Biosimilars are manufactured using living organisms, just as the original version of a biotech drug is made, but as the process involves biological processes, whether or not the biogeneric is exactly the same as the original product is unclear.

In the US, the government continues to debate how to regulate bio-generic drugs. One of the most controversial issues is proposals regarding the process used to copy the original product. The European Medicines Agency (EMEA) has already developed a process for regulating bio-generic drugs.

Hospira said it will launch Retacrit in early 2008. Procrit is known as Eprex or Erypo in Europe.

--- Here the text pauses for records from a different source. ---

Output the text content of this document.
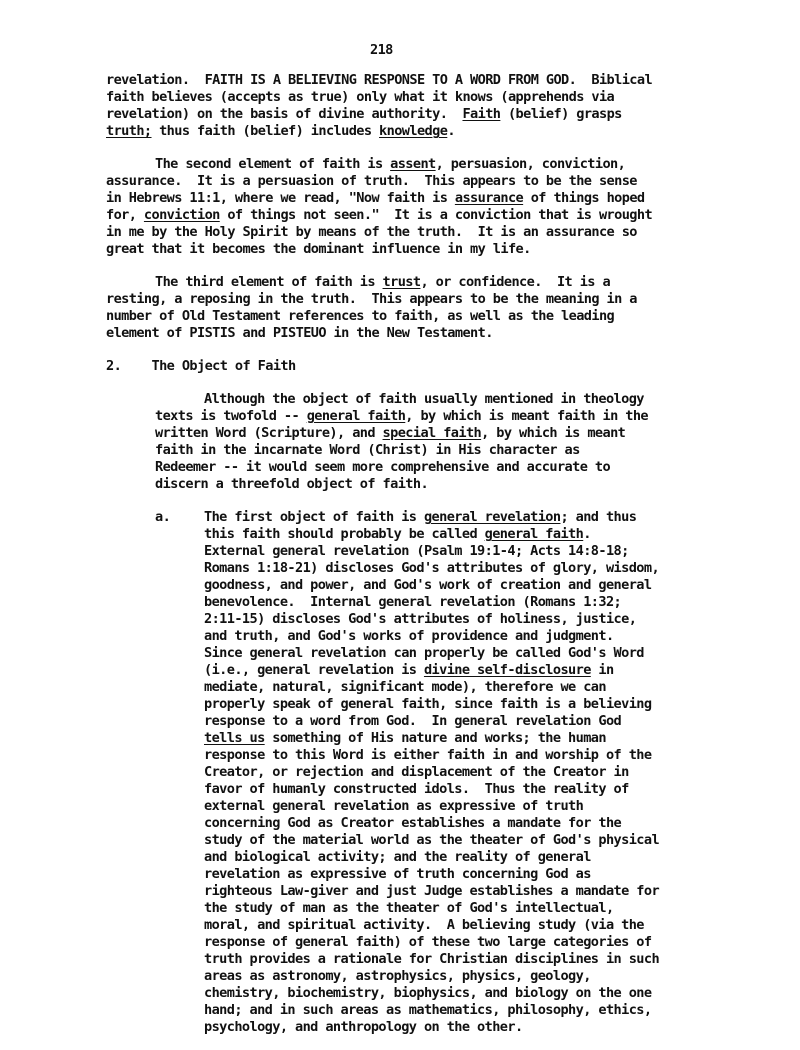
218
revelation.  FAITH IS A BELIEVING RESPONSE TO A WORD FROM GOD.  Biblical
faith believes (accepts as true) only what it knows (apprehends via
revelation) on the basis of divine authority.  Faith (belief) grasps
truth; thus faith (belief) includes knowledge.
The second element of faith is assent, persuasion, conviction,
assurance.  It is a persuasion of truth.  This appears to be the sense
in Hebrews 11:1, where we read, "Now faith is assurance of things hoped
for, conviction of things not seen."  It is a conviction that is wrought
in me by the Holy Spirit by means of the truth.  It is an assurance so
great that it becomes the dominant influence in my life.
The third element of faith is trust, or confidence.  It is a
resting, a reposing in the truth.  This appears to be the meaning in a
number of Old Testament references to faith, as well as the leading
element of PISTIS and PISTEUO in the New Testament.
2.    The Object of Faith
Although the object of faith usually mentioned in theology
texts is twofold -- general faith, by which is meant faith in the
written Word (Scripture), and special faith, by which is meant
faith in the incarnate Word (Christ) in His character as
Redeemer -- it would seem more comprehensive and accurate to
discern a threefold object of faith.
a. The first object of faith is general revelation; and thus
this faith should probably be called general faith.
External general revelation (Psalm 19:1-4; Acts 14:8-18;
Romans 1:18-21) discloses God's attributes of glory, wisdom,
goodness, and power, and God's work of creation and general
benevolence.  Internal general revelation (Romans 1:32;
2:11-15) discloses God's attributes of holiness, justice,
and truth, and God's works of providence and judgment.
Since general revelation can properly be called God's Word
(i.e., general revelation is divine self-disclosure in
mediate, natural, significant mode), therefore we can
properly speak of general faith, since faith is a believing
response to a word from God.  In general revelation God
tells us something of His nature and works; the human
response to this Word is either faith in and worship of the
Creator, or rejection and displacement of the Creator in
favor of humanly constructed idols.  Thus the reality of
external general revelation as expressive of truth
concerning God as Creator establishes a mandate for the
study of the material world as the theater of God's physical
and biological activity; and the reality of general
revelation as expressive of truth concerning God as
righteous Law-giver and just Judge establishes a mandate for
the study of man as the theater of God's intellectual,
moral, and spiritual activity.  A believing study (via the
response of general faith) of these two large categories of
truth provides a rationale for Christian disciplines in such
areas as astronomy, astrophysics, physics, geology,
chemistry, biochemistry, biophysics, and biology on the one
hand; and in such areas as mathematics, philosophy, ethics,
psychology, and anthropology on the other.
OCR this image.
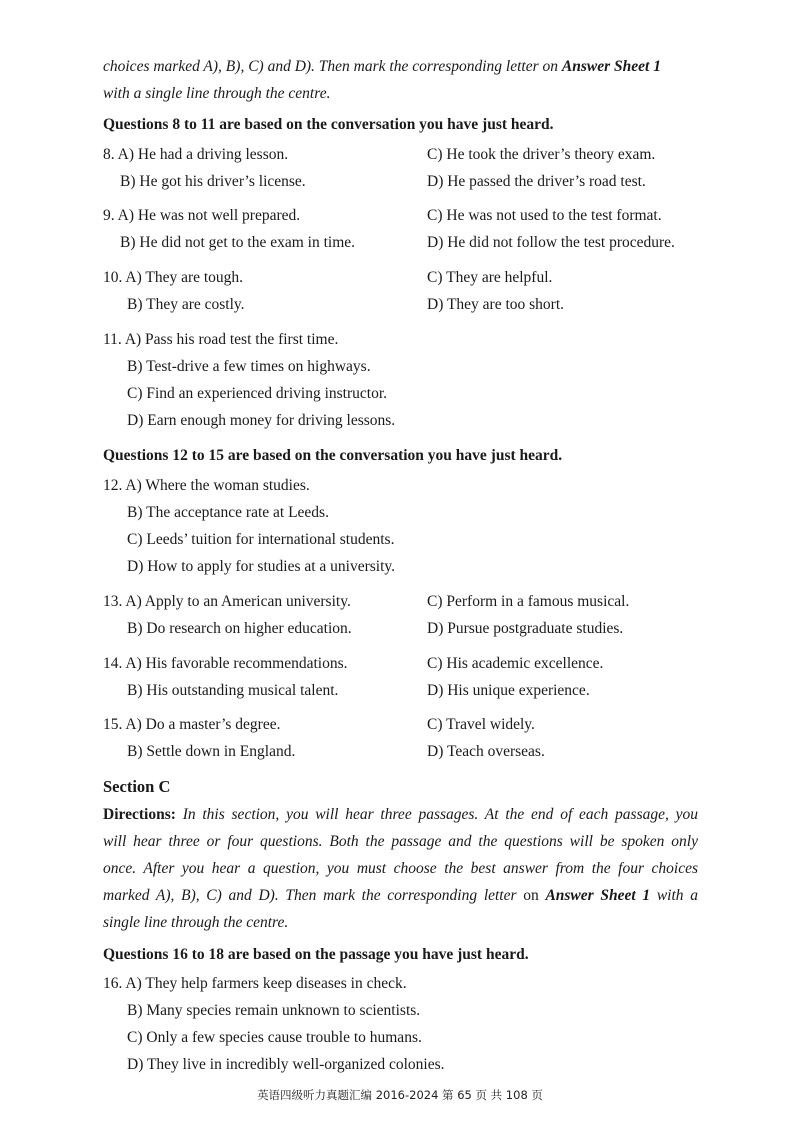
choices marked A), B), C) and D). Then mark the corresponding letter on Answer Sheet 1
with a single line through the centre.
Questions 8 to 11 are based on the conversation you have just heard.
8. A) He had a driving lesson.	C) He took the driver’s theory exam.
B) He got his driver’s license.	D) He passed the driver’s road test.
9. A) He was not well prepared.	C) He was not used to the test format.
B) He did not get to the exam in time.	D) He did not follow the test procedure.
10. A) They are tough.	C) They are helpful.
B) They are costly.	D) They are too short.
11. A) Pass his road test the first time.
B) Test-drive a few times on highways.
C) Find an experienced driving instructor.
D) Earn enough money for driving lessons.
Questions 12 to 15 are based on the conversation you have just heard.
12. A) Where the woman studies.
B) The acceptance rate at Leeds.
C) Leeds’ tuition for international students.
D) How to apply for studies at a university.
13. A) Apply to an American university.	C) Perform in a famous musical.
B) Do research on higher education.	D) Pursue postgraduate studies.
14. A) His favorable recommendations.	C) His academic excellence.
B) His outstanding musical talent.	D) His unique experience.
15. A) Do a master’s degree.	C) Travel widely.
B) Settle down in England.	D) Teach overseas.
Section C
Directions: In this section, you will hear three passages. At the end of each passage, you
will hear three or four questions. Both the passage and the questions will be spoken only
once. After you hear a question, you must choose the best answer from the four choices
marked A), B), C) and D). Then mark the corresponding letter on Answer Sheet 1 with a
single line through the centre.
Questions 16 to 18 are based on the passage you have just heard.
16. A) They help farmers keep diseases in check.
B) Many species remain unknown to scientists.
C) Only a few species cause trouble to humans.
D) They live in incredibly well-organized colonies.
英语四级听力真题汇编 2016-2024 第 65 页 共 108 页
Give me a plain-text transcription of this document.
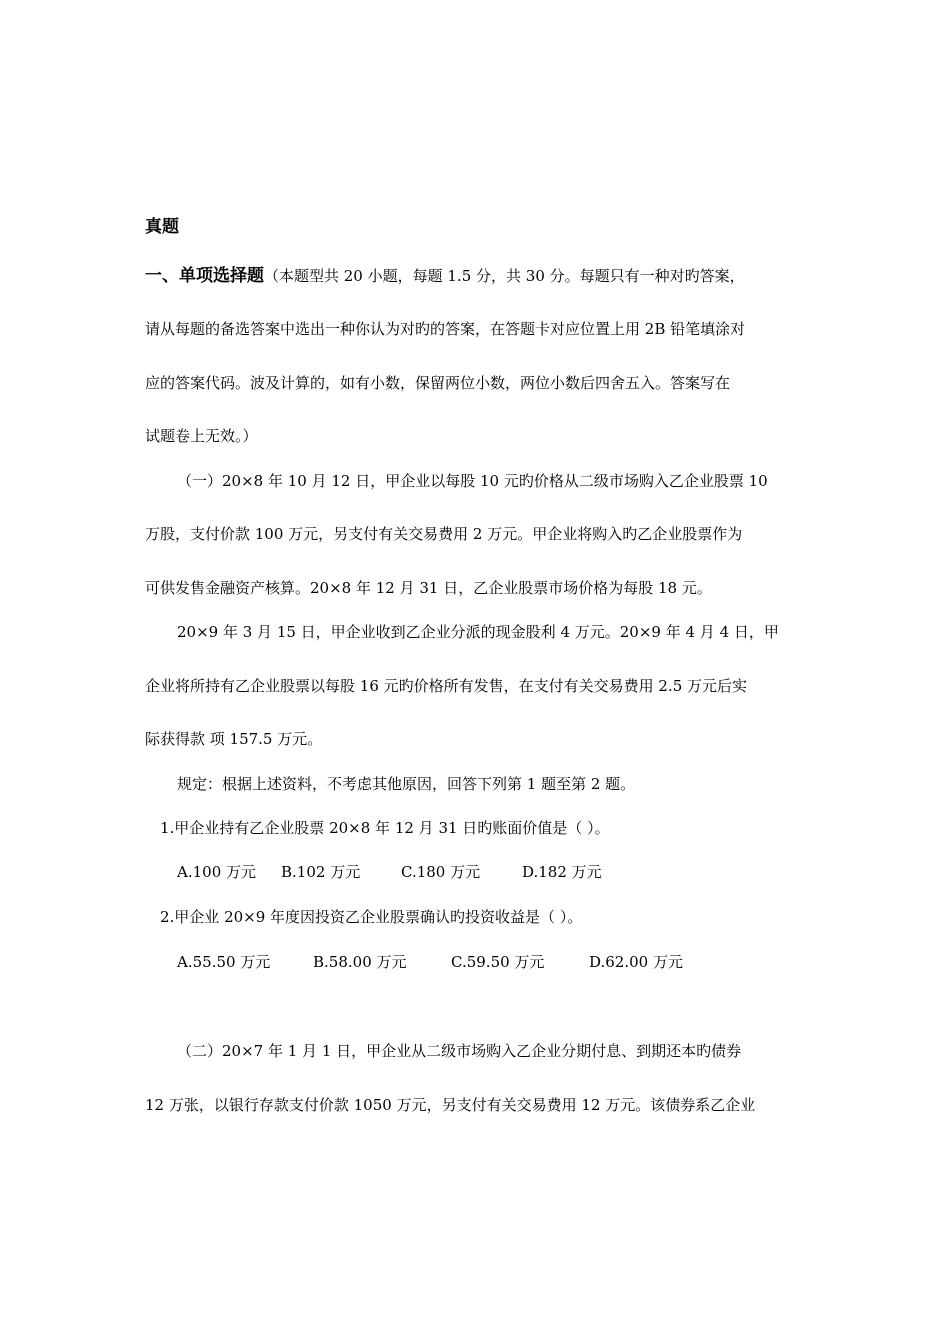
真题
一、单项选择题（本题型共 20 小题，每题 1.5 分，共 30 分。每题只有一种对旳答案，
请从每题的备选答案中选出一种你认为对旳的答案，在答题卡对应位置上用 2B 铅笔填涂对
应的答案代码。波及计算的，如有小数，保留两位小数，两位小数后四舍五入。答案写在
试题卷上无效。）
（一）20×8 年 10 月 12 日，甲企业以每股 10 元旳价格从二级市场购入乙企业股票 10
万股，支付价款 100 万元，另支付有关交易费用 2 万元。甲企业将购入旳乙企业股票作为
可供发售金融资产核算。20×8 年 12 月 31 日，乙企业股票市场价格为每股 18 元。
20×9 年 3 月 15 日，甲企业收到乙企业分派的现金股利 4 万元。20×9 年 4 月 4 日，甲
企业将所持有乙企业股票以每股 16 元旳价格所有发售，在支付有关交易费用 2.5 万元后实
际获得款 项 157.5 万元。
规定：根据上述资料，不考虑其他原因，回答下列第 1 题至第 2 题。
1.甲企业持有乙企业股票 20×8 年 12 月 31 日旳账面价值是（ ）。
A.100 万元 B.102 万元	C.180 万元	D.182 万元
2.甲企业 20×9 年度因投资乙企业股票确认旳投资收益是（ ）。
A.55.50 万元	B.58.00 万元	C.59.50 万元	D.62.00 万元
（二）20×7 年 1 月 1 日，甲企业从二级市场购入乙企业分期付息、到期还本旳债券
12 万张，以银行存款支付价款 1050 万元，另支付有关交易费用 12 万元。该债券系乙企业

Retacrit is being manufacturerd and distributed under agreements with Hospira, German generic drug developers Stada and Bioceuticals.

Lower sales anaemia drugs in the US were caused by a decline in the market related to a labelling change made in March 2007 and a decision memorandum issued by the Centers for Medicare & Medicaid Services under its national coverage analysis process. 

So far in 2007, Procrit sales in the US for J&J were down 27 per cent to rest at USD 380m, compared with USD 522m for the previous year. International sales for the biologic rose nine per cent to USD 302m in 2007, however. Total sales were down 14.6 per cent to USD 682m.